Jeanie draws in a breath and holds it. She releases and puts her palms flat on the cold tabletop. “Look, Angelina, the world is not fully ready yet for all the things that women can do, but it’s opening up to us. Think of how much it’s changed since Mom was young. When my dad died, she was a woman with a child, and she’d never been to college. She had no work skills. Her choices were really limited.”
“So she only married Dad because she couldn’t do anything for herself?” Patrick asks, sounding offended.
“No!” Jeanie turns to look at her brother, who is seated next to her in the booth. “Oh, Patrick—no. She met your dad when I was in his class, and right away it was clear that they loved each other very much. That has never been in question.” Jeanie pauses here. This is all true; she knows that, in fact, her mother had fallen hard for Wendell Macklin straight away, but privately she’s always thought that a need to survive and care for her only child might have sped things along. She will not, however, share that thought with her siblings. “Your mom and dad are very much in love and happy.”
“So you don’t think I should be a teacher?” Angela presses. “You think I should do something else—maybe leave Chicago?”
This is not going the way Jeanie had expected, and when the waitress drops off their sodas and fries, she reaches into the basket to grab one, grateful for a distraction.
"That's not what I'm saying at all, Angela. I just want you to know that you can dream bigger. Picture other things than a life here where you marry and settle down at twenty."
Angela blinks at her as if she's speaking a foreign language. "You don't think I should marry Andy? I mean..." She suddenly looks panicked, and she hasn't even touched the Coke in front of her. "We've been together for two years, Jeanie. We want to get married. I've worked hard to keep this relationship going, but now I feel like you're telling me that I'm limiting myself if I marry Andy and become a teacher here in Chicago."
For once Patrick is quiet as a mouse, nibbling on the fries as he looks back and forth between his twin and his older sister.
"That's not what I'm saying at all!" Jeanie nearly shouts. She glances around to see if she's disrupted anyone else, then lowers her voice. "Please, you're taking this the wrong way. I just want you to have the option to think through what you want out of life. That's all."

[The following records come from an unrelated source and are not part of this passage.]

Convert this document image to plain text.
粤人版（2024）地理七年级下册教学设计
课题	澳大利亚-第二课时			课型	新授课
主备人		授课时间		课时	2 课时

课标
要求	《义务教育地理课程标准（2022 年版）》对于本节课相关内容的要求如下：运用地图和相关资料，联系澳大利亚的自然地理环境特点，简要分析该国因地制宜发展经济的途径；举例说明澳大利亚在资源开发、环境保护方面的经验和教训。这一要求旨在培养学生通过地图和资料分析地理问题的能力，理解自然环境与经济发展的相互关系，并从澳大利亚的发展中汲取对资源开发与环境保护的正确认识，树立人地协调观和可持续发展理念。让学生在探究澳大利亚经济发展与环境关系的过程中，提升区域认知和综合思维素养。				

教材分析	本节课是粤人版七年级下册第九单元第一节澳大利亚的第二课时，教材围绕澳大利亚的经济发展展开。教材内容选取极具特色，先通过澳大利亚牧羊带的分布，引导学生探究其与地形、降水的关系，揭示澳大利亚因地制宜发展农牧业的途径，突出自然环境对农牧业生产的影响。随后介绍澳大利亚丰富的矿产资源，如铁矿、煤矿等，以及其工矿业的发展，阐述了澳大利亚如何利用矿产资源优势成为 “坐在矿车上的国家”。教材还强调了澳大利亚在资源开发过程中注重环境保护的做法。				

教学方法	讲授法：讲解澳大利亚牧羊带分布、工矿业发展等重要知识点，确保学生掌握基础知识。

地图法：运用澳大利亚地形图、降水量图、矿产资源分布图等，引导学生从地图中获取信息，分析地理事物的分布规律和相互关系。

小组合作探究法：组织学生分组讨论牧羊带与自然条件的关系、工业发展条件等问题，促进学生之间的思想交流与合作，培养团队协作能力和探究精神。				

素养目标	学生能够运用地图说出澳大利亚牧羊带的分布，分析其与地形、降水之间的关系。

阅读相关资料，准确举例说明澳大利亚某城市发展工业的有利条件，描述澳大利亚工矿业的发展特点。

"I have thought it through," Angela says with passion as she balls up her napkin and tosses it on the table. "And I want to marry Andy. I like my life, and I like my plans." She stands up, looking down at Jeanie as she fumes next to the table. "I just wish you were proud of me, too."
Jeanie's mouth gapes open like a fish as she watches her baby sister walk through the diner like she's on a mission. With a shove, she pushes open the door to the ladies' room and disappears inside.
"Well, you pissed her off," Patrick says with a shake of his head. "Good luck coming back from that." He gives Jeanie a knowing smirk as he glances at the basket of fries between them. "Hey, you gonna eat those?"
Jeanie pays the check at the diner after Angela rejoins them. It's awkward, to be sure, but she does her best to redirect the conversation, and Angela plays along, mercifully, catching her big sister up on what's been going on in her absence. Her best friend is engaged, two of her classmates have enlisted in the military, and one of the teachers at Elmwood Country Day just found out that she has cancer.
It's completely dark out when they slip into the car, and Jeanie is exhausted by the long, hot day. The party had been nice, but she'd ended up making small talk for hours, and now she's mildly frazzled by the way she'd gone into this talk with her siblings thinking that her sister might feel empowered but instead ended up angry. She's getting settled into her seat when Patrick slips a flask from under the front seat of the car, takes a swig, and recaps it, and he's tucked it away completely by the time Jeanie turns to look at him.
"Shall I escort you ladies home before I head out for the evening?" he asks, turning the key and causing the engine to rumble to life.